The broader point for retail is that luxury and near-luxury spending travels with these tourists. A summer crowd that swells Benidorm's population to roughly five times its resident 77,000 is a crowd buying meals, watches, handbags, perfume and hotel suites. Tourism already contributes about 13% of Spanish GDP, and the sector has helped Spain's economy outpace France, Germany, Italy and the UK in recent years. The high end rides that wave.

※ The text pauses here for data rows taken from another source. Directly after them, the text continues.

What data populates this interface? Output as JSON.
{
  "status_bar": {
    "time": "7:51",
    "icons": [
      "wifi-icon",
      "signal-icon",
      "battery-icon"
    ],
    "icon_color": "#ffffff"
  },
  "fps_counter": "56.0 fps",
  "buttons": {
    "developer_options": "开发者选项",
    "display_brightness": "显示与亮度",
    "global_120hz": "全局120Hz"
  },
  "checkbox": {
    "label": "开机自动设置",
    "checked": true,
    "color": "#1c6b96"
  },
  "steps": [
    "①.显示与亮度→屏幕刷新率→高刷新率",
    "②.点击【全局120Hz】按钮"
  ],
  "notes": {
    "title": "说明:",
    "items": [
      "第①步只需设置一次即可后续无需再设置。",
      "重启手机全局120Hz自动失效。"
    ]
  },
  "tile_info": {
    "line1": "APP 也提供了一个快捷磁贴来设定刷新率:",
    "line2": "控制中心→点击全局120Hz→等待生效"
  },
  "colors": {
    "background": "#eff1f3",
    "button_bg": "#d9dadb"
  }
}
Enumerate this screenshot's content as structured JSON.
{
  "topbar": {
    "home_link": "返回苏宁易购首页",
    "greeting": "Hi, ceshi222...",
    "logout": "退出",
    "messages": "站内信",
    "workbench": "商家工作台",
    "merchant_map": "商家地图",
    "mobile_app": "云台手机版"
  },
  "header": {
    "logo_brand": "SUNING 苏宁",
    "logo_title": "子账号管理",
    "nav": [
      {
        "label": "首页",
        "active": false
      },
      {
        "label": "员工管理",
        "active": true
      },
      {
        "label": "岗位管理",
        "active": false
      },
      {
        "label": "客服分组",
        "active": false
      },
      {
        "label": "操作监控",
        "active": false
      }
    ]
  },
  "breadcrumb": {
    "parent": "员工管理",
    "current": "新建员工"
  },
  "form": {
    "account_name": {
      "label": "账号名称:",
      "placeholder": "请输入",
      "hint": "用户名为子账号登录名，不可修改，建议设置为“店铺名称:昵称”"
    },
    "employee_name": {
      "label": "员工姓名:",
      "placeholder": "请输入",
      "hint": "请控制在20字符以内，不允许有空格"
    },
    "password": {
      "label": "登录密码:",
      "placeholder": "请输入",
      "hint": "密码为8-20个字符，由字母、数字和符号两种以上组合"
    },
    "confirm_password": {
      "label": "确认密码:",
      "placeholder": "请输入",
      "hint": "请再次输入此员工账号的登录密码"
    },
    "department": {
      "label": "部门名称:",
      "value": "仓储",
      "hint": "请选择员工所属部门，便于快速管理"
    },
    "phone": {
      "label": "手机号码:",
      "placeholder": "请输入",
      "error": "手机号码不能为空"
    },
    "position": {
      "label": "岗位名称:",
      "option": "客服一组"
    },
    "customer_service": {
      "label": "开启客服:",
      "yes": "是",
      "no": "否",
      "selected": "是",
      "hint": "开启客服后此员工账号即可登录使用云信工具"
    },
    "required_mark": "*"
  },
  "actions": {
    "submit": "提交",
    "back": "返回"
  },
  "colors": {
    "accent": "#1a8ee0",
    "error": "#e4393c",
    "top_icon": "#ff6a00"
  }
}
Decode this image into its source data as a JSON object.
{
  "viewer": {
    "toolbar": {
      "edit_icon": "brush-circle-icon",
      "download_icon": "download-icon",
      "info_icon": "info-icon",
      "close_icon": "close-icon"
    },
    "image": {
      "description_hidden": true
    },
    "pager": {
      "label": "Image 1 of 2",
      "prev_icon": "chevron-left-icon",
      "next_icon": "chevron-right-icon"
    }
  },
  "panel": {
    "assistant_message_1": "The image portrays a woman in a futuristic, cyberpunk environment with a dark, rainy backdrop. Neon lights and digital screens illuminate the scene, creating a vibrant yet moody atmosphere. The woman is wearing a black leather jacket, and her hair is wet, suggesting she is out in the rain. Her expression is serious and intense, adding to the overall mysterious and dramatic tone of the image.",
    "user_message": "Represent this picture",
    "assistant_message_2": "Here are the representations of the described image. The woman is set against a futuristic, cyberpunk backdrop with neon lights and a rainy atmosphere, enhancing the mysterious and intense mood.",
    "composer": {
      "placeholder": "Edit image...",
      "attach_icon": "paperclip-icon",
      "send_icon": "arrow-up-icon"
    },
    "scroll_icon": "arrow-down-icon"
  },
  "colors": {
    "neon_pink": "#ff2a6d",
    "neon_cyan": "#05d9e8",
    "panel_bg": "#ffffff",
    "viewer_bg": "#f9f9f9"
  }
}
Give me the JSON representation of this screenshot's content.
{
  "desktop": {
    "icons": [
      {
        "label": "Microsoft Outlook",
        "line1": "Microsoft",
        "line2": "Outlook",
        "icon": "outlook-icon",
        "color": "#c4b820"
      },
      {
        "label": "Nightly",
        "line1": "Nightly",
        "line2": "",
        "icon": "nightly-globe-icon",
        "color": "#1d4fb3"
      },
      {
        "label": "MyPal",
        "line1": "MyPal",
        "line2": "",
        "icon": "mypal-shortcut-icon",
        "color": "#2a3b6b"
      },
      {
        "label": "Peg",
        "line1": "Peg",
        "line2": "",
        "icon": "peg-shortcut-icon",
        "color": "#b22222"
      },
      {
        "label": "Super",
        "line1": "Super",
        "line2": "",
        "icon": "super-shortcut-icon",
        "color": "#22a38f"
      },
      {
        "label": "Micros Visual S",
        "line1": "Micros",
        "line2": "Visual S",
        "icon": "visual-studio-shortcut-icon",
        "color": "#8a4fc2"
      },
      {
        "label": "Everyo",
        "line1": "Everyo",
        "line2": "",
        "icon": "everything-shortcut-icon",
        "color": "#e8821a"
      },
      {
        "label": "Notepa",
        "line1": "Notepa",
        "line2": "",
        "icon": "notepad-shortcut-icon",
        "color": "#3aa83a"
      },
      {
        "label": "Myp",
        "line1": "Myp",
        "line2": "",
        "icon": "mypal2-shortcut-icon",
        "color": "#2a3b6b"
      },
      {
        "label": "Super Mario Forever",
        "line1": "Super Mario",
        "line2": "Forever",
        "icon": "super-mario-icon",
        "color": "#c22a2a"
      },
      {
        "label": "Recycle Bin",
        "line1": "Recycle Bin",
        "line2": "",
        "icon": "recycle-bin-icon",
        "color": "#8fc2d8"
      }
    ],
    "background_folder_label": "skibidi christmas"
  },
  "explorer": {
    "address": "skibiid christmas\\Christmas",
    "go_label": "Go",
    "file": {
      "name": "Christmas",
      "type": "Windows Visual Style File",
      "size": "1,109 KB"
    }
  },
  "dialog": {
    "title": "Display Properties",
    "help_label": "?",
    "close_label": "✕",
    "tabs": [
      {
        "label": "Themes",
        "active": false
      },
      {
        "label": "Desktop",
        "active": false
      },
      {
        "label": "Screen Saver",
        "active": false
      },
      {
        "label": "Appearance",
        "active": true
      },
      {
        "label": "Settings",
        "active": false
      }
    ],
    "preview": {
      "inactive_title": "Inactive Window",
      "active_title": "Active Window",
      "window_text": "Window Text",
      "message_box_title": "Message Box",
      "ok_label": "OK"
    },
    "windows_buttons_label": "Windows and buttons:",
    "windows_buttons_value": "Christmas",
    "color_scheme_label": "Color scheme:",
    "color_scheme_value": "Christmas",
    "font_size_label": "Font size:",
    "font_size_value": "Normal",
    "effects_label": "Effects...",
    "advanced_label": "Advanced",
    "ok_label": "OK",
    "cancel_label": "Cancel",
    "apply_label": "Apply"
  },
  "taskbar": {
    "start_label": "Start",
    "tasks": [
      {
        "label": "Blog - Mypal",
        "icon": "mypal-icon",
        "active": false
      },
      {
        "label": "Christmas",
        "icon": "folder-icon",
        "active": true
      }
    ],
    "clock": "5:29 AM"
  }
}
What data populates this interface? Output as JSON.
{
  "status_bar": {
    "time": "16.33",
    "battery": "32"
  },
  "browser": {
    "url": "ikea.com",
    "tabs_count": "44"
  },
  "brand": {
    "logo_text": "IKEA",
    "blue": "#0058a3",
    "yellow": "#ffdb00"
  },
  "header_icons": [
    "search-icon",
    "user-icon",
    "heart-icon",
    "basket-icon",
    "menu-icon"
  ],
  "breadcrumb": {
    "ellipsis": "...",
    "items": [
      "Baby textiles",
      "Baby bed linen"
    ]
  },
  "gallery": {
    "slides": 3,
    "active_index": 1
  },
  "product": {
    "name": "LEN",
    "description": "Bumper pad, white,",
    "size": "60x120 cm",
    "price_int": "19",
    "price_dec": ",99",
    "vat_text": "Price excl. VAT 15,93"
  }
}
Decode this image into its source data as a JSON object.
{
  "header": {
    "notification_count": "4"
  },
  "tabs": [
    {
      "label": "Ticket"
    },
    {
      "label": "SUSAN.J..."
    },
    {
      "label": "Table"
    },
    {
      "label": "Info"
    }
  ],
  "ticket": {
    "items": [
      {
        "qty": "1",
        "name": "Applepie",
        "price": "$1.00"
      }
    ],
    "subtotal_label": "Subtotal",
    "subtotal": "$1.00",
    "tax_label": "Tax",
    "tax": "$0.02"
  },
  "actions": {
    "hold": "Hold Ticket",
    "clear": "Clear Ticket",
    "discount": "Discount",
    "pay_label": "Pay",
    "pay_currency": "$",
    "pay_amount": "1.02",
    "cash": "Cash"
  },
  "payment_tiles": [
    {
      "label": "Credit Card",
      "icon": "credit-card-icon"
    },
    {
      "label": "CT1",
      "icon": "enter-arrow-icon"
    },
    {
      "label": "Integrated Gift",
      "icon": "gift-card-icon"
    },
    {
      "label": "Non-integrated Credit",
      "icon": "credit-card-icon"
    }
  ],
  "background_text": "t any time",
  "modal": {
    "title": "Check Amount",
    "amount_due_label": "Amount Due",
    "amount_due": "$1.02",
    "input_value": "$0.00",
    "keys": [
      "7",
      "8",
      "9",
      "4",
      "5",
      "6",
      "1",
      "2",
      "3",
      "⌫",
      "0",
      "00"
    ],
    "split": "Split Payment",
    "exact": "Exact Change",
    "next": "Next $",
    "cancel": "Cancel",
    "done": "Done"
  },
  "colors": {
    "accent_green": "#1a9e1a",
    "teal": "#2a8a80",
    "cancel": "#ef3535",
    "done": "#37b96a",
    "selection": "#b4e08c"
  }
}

The cost side: oil, fuel and fragile demand

There is a catch, and it sits in the Strait of Hormuz. After Iran's Revolutionary Guard claimed to have hit oil tankers and state media reported the waterway closed to all shipping, Brent crude climbed to around $95 a barrel, up roughly 2%. US Central Command disputed the closure, saying commercial ships were still transiting the strait, but the price moved regardless. Markets do not wait for confirmation.

Higher oil feeds straight into fuel costs, and fuel costs feed into airfares. The Spanish industry's own optimists concede that rising fuel prices are the cloud on their horizon, because they could eventually price ordinary Europeans out of foreign holidays altogether. Luxury demand weathers a pricier flight better than budget demand does, but it is not immune. A long, grinding conflict that keeps oil elevated amounts to a slow tax on every discretionary purchase that requires getting on a plane first.

So the same war that is funnelling visitors toward Spain could, if it drags on and keeps energy markets jumpy, eventually thin out the very flows it created. The benefit and the threat come from the same source. That tension is worth holding in mind before anyone declares Spain the tidy winner of a Middle East war.

A guest who has overstayed

There is also a domestic complication that the infographic version of this story tends to skip. Spaniards are not uniformly delighted by the surge. A YouGov poll across Europe in September 2024 found 28% of Spaniards held a negative view of foreign tourism, the highest share of any country surveyed, and two-thirds said they sympathised with the anti-tourism protests that have rolled through Barcelona, the Balearics and the Canaries since 2024. Femenia-Serra notes that most Spaniards under 45 now carry a more ambivalent picture of the industry than their parents did.

For luxury retail aimed at visitors rather than locals, this matters less in the short term and more in the medium term. Cities under political pressure over crowding tend to tighten the rules on short-term rentals, cruise berths and new hotel licences. The wealthy traveller is welcome at the till; the conditions that brought them may not survive the backlash intact.

What to watch

The variable that governs all of this is whether the conflict settles or metastasises. Bowen's assessment is sobering: Iran's leadership has not been beaten, and the calculus in Tehran treats survival itself as victory. President Donald Trump has been pressing for a deal that reopens Hormuz and opens longer talks on Iran's enriched uranium, partly because the war is unpopular at home and he wants an exit he can sell as a win. Whether he gets one is, frankly, anybody's guess.

If the strikes ease and the strait stays open, expect Gulf retail to claw back its transit shoppers reasonably fast. These flows have rebounded before, including after Covid emptied the malls entirely. If the permacrisis sets in, the displacement toward Spain and the western Mediterranean could harden into something structural, even as higher oil quietly erodes the demand it depends on.

The sharper question for the luxury houses with shops in both Dubai and Madrid is not which market wins this year. It is whether a region they spent twenty years betting on still counts as the safe, certain growth story it used to be. That answer is being written in the airspace closures and the tanker reports, one nervous booking at a time.